Belirli bir bölgenin yöneticiliğini yapmak nereden baksanız zordur çünkü uğraşınız cansız varlıklarla ya da makinelerle değildir. Karşınıza gelebilecek sorunlar da uğraştığınız canlılar kadar özgün ve önemlidir. Bu nedenle bir muhtar ile bir valinin uğraşları da temelinde birdir: canlı hayatının kalitesini yükseltmek.
Ülkemin her şehri birbirinden farklı ve güzel. Ancak bana bir şehri baştan yaratma şansı tanınsaydı o şehir İstanbul olurdu. İstanbul bildiğimiz gibi ülkemizin en kalabalık nüfusa sahip şehridir ve içinde birçok tarihi mekân ve doğal güzellik bulunmaktadır. Bu kadar güzelliğin olduğu bir şehirde ise çarpık kentleşme ve kontrolsüz betonlaşma sonucu elimizde tuttuğumuz birçok avantaj yok olmuştur.
Yapılacakların başında gelenlerden biri düzgün bir kentleşme planı organize edip yürürlüğe koymak. Bu organizasyonda benim şahsi fikrim Barselona, İspanya’daki gibi bir düzene sahip olmak çünkü Barselona sokakları yüzyıllar önceden yapılmış ve tasarlanmış olmalarına rağmen geleceğe yöneliktir örneğin araba yollarının genişliği, binaların tek bir şerit halinde ve adacıklardan oluşuyor olması bir şehir için çok önemlidir. İnsanların yaşam kalitesini de arttıran bir çalışmadır bu çünkü her arabayla girilebilen sokağın geniş olması, park yerlerinin önceden belirlenmiş olması insanın yolculuk yaparken stresini de azaltmaktadır.
İkinci olarak dedik ki kontrolsüz betonlaşma. Bu betonlaşmanın önüne ancak ve ancak çevremizi yeşillendirerek ve yüksek kontrollü inşaatların yapılmasıyla önüne geçilebilir. Bu atılacak olan adım hem biz insanlar için hem de çevremizde yaşayan canlılar için oldukça faydalı olacaktır. Yapılacaklar listesine eklenen bir diğer şey ise kentleşme planına parklar, ayrı toplanma alanları, yeşil alanlarda eklenmelidir. Parklarımızın içine yerleştirebileceğimiz kedi, köpek ve kuş yuvaları bizlerle beraber yaşayan bu canlılarımız içinde bir sığınak haline gelir. Tabii ki yuvaların yanlarına mama ve su kapları koyulmalıdır. Ayrı bir sorumluluk ise bu parkların yıllık bakımları ve düzenli kontrolleridir malum bozuk salıncağa hangi çocuk binmek ister.

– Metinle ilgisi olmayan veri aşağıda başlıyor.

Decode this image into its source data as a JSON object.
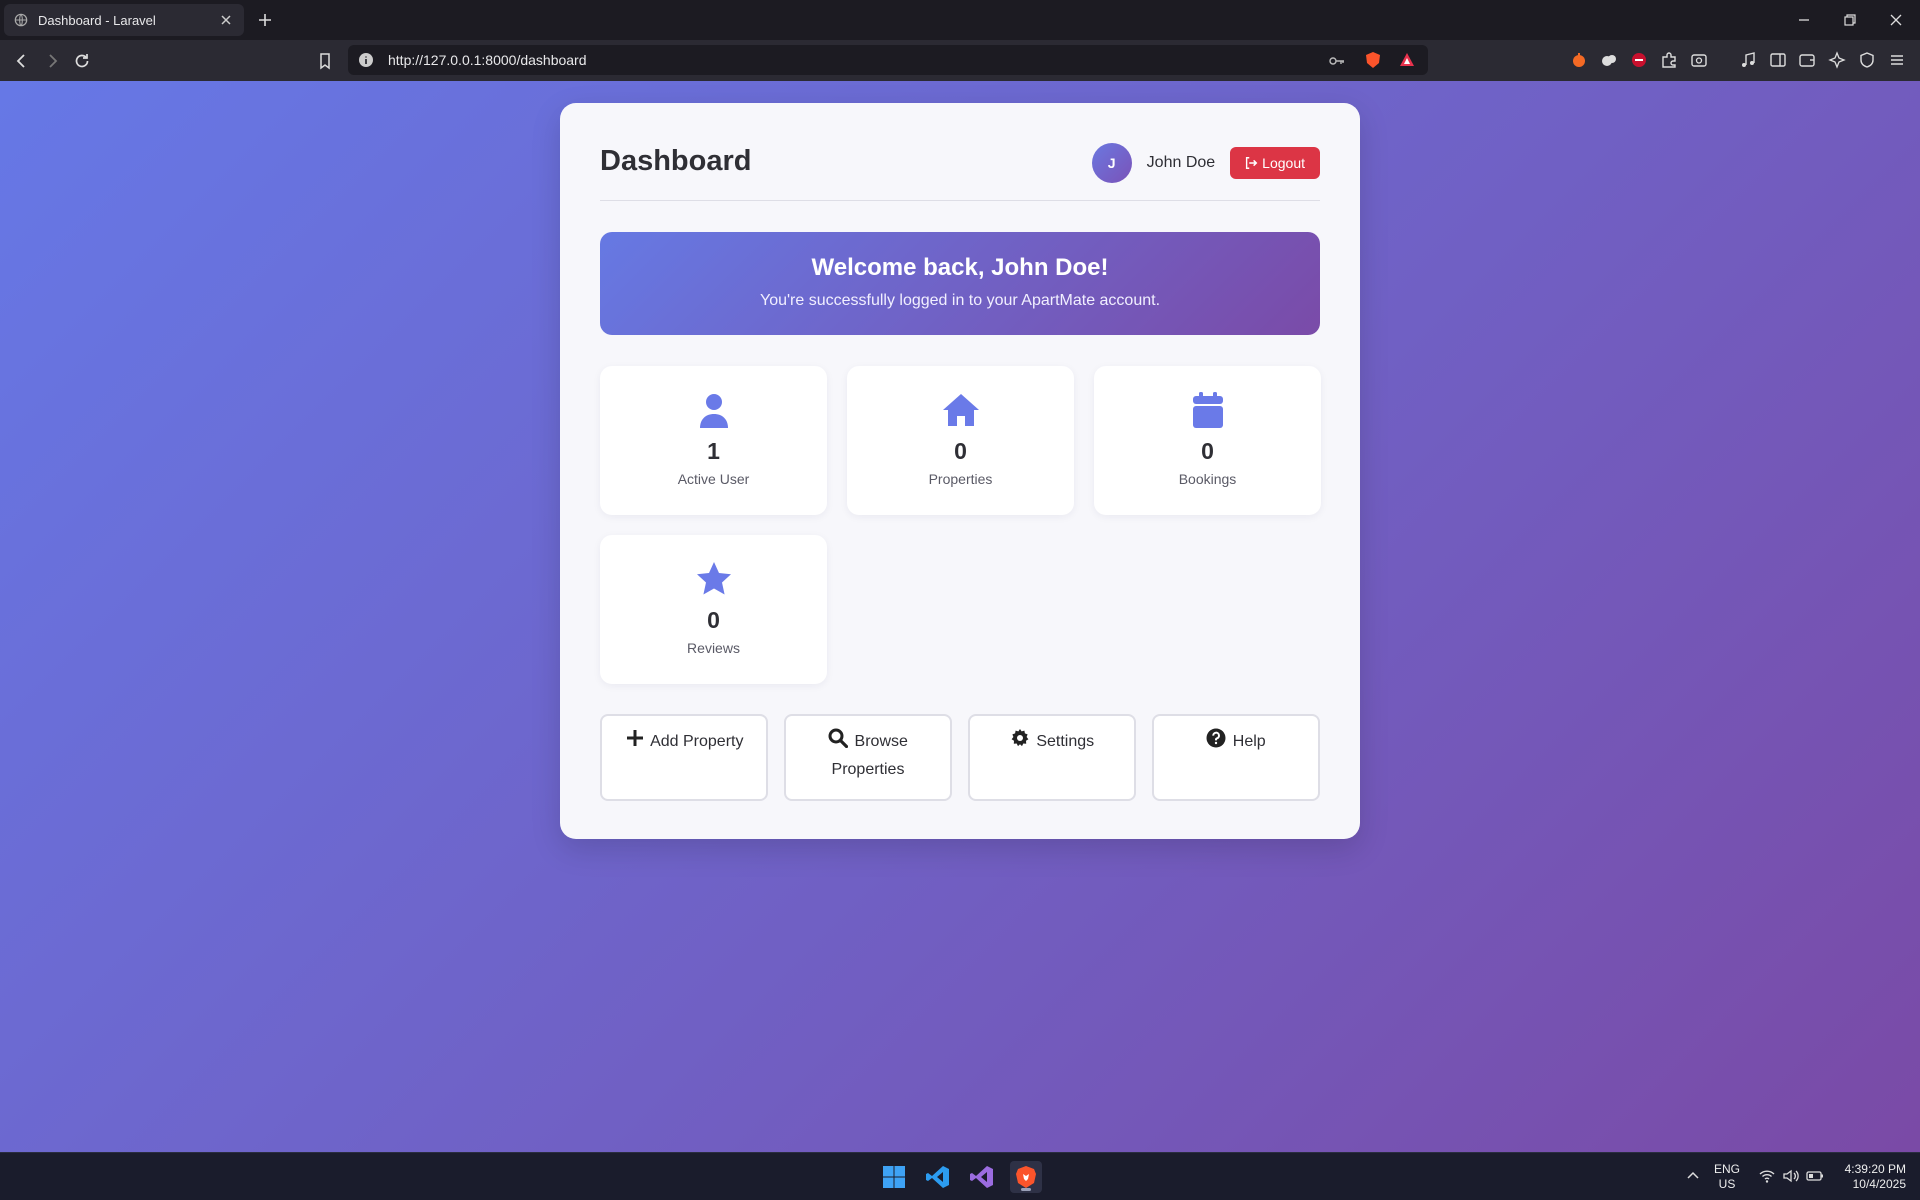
{
  "browser": {
    "tab_title": "Dashboard - Laravel",
    "url": "http://127.0.0.1:8000/dashboard"
  },
  "header": {
    "title": "Dashboard",
    "avatar_initial": "J",
    "user_name": "John Doe",
    "logout_label": "Logout"
  },
  "welcome": {
    "title": "Welcome back, John Doe!",
    "subtitle": "You're successfully logged in to your ApartMate account."
  },
  "stats": [
    {
      "icon": "user-icon",
      "value": "1",
      "label": "Active User"
    },
    {
      "icon": "home-icon",
      "value": "0",
      "label": "Properties"
    },
    {
      "icon": "calendar-icon",
      "value": "0",
      "label": "Bookings"
    },
    {
      "icon": "star-icon",
      "value": "0",
      "label": "Reviews"
    }
  ],
  "actions": [
    {
      "icon": "plus-icon",
      "label": "Add Property"
    },
    {
      "icon": "search-icon",
      "label": "Browse Properties"
    },
    {
      "icon": "gear-icon",
      "label": "Settings"
    },
    {
      "icon": "help-icon",
      "label": "Help"
    }
  ],
  "taskbar": {
    "lang_1": "ENG",
    "lang_2": "US",
    "time": "4:39:20 PM",
    "date": "10/4/2025"
  },
  "colors": {
    "accent": "#6a7ae8",
    "logout": "#dc3545",
    "gradient_start": "#6678e6",
    "gradient_end": "#7a4aa6"
  }
}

İstanbul tarihi mekân anlamında ülkemizde en çok dikkat çeken şehirlerimizdendir. Eğer turistlerimiz buraları gezip görmek istiyorlarsa onları cezbeden bir şeylerin ve kolaylıkların olması gerekir. Mesela İstanbul’da her yere arabayla gitme gibi bir zorunluluğunuz yoktur çünkü her yere giden aktif bir topluma taşıma altyapısı zaten mevcuttur. Ayrıca yabancı turistlerin gelebilmesi için havalimanları da mevcuttur. Ulaşım işini hallettiğimize göre tarihi yerlerimize ilerleyebiliriz. Turistlerimizin görmek istedikleri katıksız tarihtir bu nedenle yapılan restorasyonların üstünde titrenmelidir yoksa bütün o ihtişamını yitirebilir bizim değerli mekânlarımız.
Aslında her insanın şikâyetçi olduğu bu sorunlara bir yerden başlanması gerekmektedir. Her işin zorluğu olduğu gibi bu işin ve izlenecek yolunda zorluğu vardır ancak en sonunda kazanacak olanlar yine bizleriz çünkü yaşayacak olanlar bizleriz. İnsanın hayat kalitesini yükseltebilecek tek varlık insandan başkası değildir.